Lost Stars - Adam Levine.
I suddenly thought of this song when I planned on writing this article.
Actually I was going to write this three days ago, which is last Sunday.
It was the day when I received the news. Both the bad ones and the good ones.
I failed AIESEC. Failed hard. I spent days preparing for it, several days for the form, one day for the discussion and nearly a week for the third round: Teamwork. I had days and nights of not sleeping, not studying and completely immersed in AIESEC’s project.
I had my fears. I talked little. I exchanged little. I had few ideas. I had few friends.
I rarely voiced my ideas.
Actually if you look really carefully into it, my failure is something natural. Something expected. Yet I’m still sad, and disappointed, and depressed. I had high expectations of myself, even sometimes so ridiculously high and seemingly unattainable. So it’s just natural that whenever I fail something, I understand why, yet I’m still like a plastic bag meeting a heavy rain. Soaking wet and useless being.

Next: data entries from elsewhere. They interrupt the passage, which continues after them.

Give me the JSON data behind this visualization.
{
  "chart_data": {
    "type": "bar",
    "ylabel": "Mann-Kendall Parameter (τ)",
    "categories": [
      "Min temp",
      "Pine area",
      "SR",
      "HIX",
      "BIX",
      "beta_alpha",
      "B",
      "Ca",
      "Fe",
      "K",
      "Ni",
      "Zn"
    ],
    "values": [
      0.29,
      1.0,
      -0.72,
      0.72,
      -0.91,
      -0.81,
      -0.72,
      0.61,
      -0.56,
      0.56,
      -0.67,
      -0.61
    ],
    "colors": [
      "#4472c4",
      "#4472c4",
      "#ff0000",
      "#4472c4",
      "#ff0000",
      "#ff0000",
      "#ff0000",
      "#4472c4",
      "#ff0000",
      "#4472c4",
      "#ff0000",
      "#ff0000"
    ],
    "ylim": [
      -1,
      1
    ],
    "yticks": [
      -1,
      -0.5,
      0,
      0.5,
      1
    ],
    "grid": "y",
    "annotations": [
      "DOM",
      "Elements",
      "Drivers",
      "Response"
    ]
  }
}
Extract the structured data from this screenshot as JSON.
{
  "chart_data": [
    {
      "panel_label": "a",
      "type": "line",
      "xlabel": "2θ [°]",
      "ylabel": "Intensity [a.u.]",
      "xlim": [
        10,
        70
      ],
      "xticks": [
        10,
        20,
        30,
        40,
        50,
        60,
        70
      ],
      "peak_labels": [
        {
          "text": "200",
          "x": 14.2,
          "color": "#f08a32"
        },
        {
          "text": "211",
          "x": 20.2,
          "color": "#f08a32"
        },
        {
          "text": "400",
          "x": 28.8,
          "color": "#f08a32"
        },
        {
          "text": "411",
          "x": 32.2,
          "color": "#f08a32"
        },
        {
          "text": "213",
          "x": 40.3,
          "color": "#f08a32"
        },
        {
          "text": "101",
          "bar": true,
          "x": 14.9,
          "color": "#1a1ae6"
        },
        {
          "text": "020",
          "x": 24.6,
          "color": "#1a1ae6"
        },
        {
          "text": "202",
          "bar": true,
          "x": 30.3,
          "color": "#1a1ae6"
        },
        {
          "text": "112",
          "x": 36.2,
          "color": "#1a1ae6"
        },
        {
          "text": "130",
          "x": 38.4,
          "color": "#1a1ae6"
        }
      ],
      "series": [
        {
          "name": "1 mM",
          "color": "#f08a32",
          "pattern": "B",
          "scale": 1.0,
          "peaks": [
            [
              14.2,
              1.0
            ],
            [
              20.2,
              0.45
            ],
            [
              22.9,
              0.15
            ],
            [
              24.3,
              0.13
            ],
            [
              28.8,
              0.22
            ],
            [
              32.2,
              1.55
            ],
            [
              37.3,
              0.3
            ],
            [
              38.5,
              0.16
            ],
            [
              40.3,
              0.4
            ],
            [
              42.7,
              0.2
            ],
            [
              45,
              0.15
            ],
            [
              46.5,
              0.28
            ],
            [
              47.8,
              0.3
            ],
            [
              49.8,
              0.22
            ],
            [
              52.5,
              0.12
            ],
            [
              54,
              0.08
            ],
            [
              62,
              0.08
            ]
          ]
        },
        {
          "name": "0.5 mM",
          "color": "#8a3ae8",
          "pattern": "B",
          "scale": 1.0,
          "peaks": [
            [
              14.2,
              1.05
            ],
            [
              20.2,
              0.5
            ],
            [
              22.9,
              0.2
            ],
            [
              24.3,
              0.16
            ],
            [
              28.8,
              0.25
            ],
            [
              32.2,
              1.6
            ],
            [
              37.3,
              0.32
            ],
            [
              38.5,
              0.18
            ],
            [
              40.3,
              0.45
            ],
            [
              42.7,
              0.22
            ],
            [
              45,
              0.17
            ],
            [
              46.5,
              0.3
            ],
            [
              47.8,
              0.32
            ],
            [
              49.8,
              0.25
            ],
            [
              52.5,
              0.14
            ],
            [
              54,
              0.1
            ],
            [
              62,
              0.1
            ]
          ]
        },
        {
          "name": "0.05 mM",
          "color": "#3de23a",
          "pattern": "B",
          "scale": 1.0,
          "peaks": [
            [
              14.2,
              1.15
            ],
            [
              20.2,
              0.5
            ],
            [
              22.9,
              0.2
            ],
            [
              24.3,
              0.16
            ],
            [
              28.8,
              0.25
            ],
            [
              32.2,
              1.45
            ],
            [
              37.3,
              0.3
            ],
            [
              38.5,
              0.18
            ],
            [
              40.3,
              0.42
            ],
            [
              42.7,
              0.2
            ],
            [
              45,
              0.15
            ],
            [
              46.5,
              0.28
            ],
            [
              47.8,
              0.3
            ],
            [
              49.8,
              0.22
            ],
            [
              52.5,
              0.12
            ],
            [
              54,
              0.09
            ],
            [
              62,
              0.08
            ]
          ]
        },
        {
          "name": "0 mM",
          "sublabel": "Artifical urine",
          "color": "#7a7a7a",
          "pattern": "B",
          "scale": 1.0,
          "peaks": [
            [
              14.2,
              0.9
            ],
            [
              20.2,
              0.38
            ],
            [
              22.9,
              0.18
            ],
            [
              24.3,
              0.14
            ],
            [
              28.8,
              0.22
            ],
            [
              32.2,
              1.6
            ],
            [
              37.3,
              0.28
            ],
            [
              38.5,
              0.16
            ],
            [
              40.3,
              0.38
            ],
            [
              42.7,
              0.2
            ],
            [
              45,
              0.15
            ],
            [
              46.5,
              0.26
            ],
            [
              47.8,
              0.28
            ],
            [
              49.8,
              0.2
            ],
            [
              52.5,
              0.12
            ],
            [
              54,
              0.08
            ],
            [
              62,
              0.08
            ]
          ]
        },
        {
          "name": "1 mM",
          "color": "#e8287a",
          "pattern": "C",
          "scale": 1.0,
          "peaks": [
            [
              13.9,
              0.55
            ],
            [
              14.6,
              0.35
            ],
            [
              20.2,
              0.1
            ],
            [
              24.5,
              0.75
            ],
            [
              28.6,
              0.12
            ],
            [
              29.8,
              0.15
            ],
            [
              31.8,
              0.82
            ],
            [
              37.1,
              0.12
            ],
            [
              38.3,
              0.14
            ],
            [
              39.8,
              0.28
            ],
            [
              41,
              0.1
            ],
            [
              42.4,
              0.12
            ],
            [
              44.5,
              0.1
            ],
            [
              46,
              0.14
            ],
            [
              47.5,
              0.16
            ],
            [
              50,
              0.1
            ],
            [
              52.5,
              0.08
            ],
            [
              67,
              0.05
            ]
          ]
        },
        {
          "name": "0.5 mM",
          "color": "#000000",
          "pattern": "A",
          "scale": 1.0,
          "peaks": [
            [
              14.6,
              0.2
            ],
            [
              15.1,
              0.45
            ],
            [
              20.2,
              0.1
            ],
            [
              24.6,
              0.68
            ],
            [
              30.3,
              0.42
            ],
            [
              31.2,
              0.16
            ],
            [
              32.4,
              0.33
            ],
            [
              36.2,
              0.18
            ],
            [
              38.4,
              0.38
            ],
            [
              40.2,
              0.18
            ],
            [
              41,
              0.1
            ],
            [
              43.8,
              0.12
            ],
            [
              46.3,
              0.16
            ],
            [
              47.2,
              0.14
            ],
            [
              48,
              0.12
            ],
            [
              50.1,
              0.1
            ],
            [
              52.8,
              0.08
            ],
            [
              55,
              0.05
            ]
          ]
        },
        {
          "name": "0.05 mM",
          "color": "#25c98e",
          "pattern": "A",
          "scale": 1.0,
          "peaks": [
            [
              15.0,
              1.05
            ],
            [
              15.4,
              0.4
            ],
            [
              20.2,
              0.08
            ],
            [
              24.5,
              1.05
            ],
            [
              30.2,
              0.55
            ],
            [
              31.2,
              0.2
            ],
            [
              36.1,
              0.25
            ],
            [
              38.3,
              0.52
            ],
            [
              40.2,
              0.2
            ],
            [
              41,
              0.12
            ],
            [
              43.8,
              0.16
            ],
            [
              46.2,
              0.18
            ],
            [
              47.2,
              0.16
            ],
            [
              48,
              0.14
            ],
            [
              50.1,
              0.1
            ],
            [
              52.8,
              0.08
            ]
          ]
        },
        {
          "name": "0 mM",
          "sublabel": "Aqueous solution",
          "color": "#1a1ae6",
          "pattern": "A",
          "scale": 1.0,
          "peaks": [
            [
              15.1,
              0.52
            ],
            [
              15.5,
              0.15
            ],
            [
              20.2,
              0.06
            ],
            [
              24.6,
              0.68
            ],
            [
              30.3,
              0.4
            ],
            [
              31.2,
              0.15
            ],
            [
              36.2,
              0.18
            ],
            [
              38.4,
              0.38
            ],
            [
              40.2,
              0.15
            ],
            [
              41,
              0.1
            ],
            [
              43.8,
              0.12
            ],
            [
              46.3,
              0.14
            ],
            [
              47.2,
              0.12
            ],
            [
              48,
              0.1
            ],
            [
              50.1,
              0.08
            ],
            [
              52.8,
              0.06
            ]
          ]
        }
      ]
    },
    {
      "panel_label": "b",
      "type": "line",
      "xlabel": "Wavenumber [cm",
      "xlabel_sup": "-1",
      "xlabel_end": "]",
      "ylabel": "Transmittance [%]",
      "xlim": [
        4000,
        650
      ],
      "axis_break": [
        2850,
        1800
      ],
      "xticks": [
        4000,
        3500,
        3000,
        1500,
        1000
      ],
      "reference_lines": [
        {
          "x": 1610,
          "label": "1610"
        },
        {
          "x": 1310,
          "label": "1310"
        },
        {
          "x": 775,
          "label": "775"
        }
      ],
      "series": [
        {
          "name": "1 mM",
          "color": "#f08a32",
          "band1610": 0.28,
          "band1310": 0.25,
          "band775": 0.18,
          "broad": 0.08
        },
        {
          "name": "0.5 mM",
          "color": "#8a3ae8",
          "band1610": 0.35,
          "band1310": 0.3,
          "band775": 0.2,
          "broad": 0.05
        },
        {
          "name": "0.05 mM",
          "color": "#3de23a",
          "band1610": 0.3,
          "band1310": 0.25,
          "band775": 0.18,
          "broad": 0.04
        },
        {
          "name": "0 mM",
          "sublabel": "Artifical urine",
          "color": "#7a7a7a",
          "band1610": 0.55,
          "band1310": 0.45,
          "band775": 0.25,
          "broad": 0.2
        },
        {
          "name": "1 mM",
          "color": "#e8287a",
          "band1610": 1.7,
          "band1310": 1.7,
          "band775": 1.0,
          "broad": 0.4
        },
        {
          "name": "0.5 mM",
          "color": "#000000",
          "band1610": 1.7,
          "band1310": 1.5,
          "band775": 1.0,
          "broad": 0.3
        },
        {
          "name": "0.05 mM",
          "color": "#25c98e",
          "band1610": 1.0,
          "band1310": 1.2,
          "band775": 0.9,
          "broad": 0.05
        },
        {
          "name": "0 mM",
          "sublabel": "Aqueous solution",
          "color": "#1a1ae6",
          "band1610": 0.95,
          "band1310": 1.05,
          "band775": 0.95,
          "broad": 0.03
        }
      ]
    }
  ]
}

I seek affection from people. I hide from conversations about the competition. I pretend that I’m okay. I refrain from telling everyone about my progress.
I talk to someone about my real condition. I talk to someone else about my unstable state. I talk to another about things unrelated, just to keep myself out of my own depressing thoughts.
I had sleepless nights. Unstable periods. Impossible-to-show face. Badly hurt stomach.
I stayed up late that night, the night I received the news. I thought about my whole way to AIESEC, my performance, everyone’s performance, my Belbin test, my Evaluation form, my few words to the assessors. I thought about things lingering in my minds for days but never able to pop up into deep thoughts. I thought about what I deserved, and what I didn’t.
And I tried to accept it the way I accepted every loss of mine. I tried to correct myself the way I correct every mistake of mine. I tried to raise myself up like every other time.
I’m not saying I’ve succeeded; in fact, everything about that failure keeps coming back to me at times, when people are talking about their clubs, when my team starts chatting on Facebook, when someone I knew through AIESEC suddenly talks to me, when I look at some certain names in my phone contact. Getting rid of AIESEC thing is not easy, and I don’t plan to, though at times it hurts.
Because, no matter how clichéd it is, joining the competition helps me gain the experience. I know how to do things. I know how things work. And though I fail, I have that confidence that the next time I try, I’ll win.
And that’s all about the me of Sunday and the me of several moments now.
I came home on Sunday. I came back to Hai Duong, the place where my heart lies no matter where I go. I came back to the place that makes me cry whenever I think about. I came back to the place that has my dad, my mom, my brother, my sister-in-law, my grandmother, my cousins, my cat, my everything. I came back to the place where I feel I’m alive.
Hai Duong is not large. Hai Duong is too small compared to Hanoi. But Hai Duong has its own freedom feel that everyone can sense. I love the place where hardly no one out at noon. I love the place where the number of people going at the peak hour is incredibly small. I love the place where my home lies, the place which I know almost everything about, the place I hold dear.
And two days in Hai Duong helps me feel alive.
My period’s back. After 20 days of tossing and turning on bed, of worrying about diseases, of incredibly stressful work.
My Hai Duong’s back. After 20 days of boredom in Hanoi, of the stress and the fast living pace.